As an example:
"That's why I've never recommended running to others. If someone has an interest in long-distance running, he'll start running on his own. If he's not interested in it, no amount of persuasion will make any difference. Marathon running is not a sport for everyone, just as being a novelist isn't a job for everyone. Nobody ever recommended or even suggested that I be a novelist--in fact, some tried to stop me. I simply had the idea to be one, and that's what I did. People become runners because they're meant to." (Haruki Murakami, "The Running Novelist," The New Yorker, 6/9/08)
His essay made me think of the concept of mastery that I talked about last month. So much of moving forward and growing in skill level for whatever path we choose has to do with the showing up and practicing every day, even when it feels like a slog through a bunch of muck. As Murakami says, "The main thing was not the speed or the distance so much as running every day, without fail."
I'm not posting the link to the abstract on the New Yorker's site, because I don't think it does justice to the article. Go out and buy it, or go stand in a book store and read it for free. If you are interested in either writing or long-distance running, I recommend it.

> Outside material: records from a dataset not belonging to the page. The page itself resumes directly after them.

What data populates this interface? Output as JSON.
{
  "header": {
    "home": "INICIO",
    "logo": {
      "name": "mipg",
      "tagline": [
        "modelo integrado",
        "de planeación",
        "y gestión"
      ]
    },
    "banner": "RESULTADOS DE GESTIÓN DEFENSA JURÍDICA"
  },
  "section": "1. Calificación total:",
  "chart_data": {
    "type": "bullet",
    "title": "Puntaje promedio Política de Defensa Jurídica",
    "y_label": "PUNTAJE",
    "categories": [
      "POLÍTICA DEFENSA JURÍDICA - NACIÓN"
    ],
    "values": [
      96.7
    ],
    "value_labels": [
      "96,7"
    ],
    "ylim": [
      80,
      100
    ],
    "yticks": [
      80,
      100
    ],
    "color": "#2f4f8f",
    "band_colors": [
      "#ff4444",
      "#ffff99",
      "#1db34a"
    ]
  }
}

Incidentally, there is also a movie review by Anthony Lane in the same issue of "Sex and the City" that had me practically crying with laughter. I have no intention of being bored silly by the movie, but the review was worth the price of the magazine. (However, you can also read it for free here.)
A final quote from Murakami's essay that I think might become my new motto:
"I felt that, even though I was past thirty, I and my body still had some possibilities left. The more I ran, the more my potential was revealed."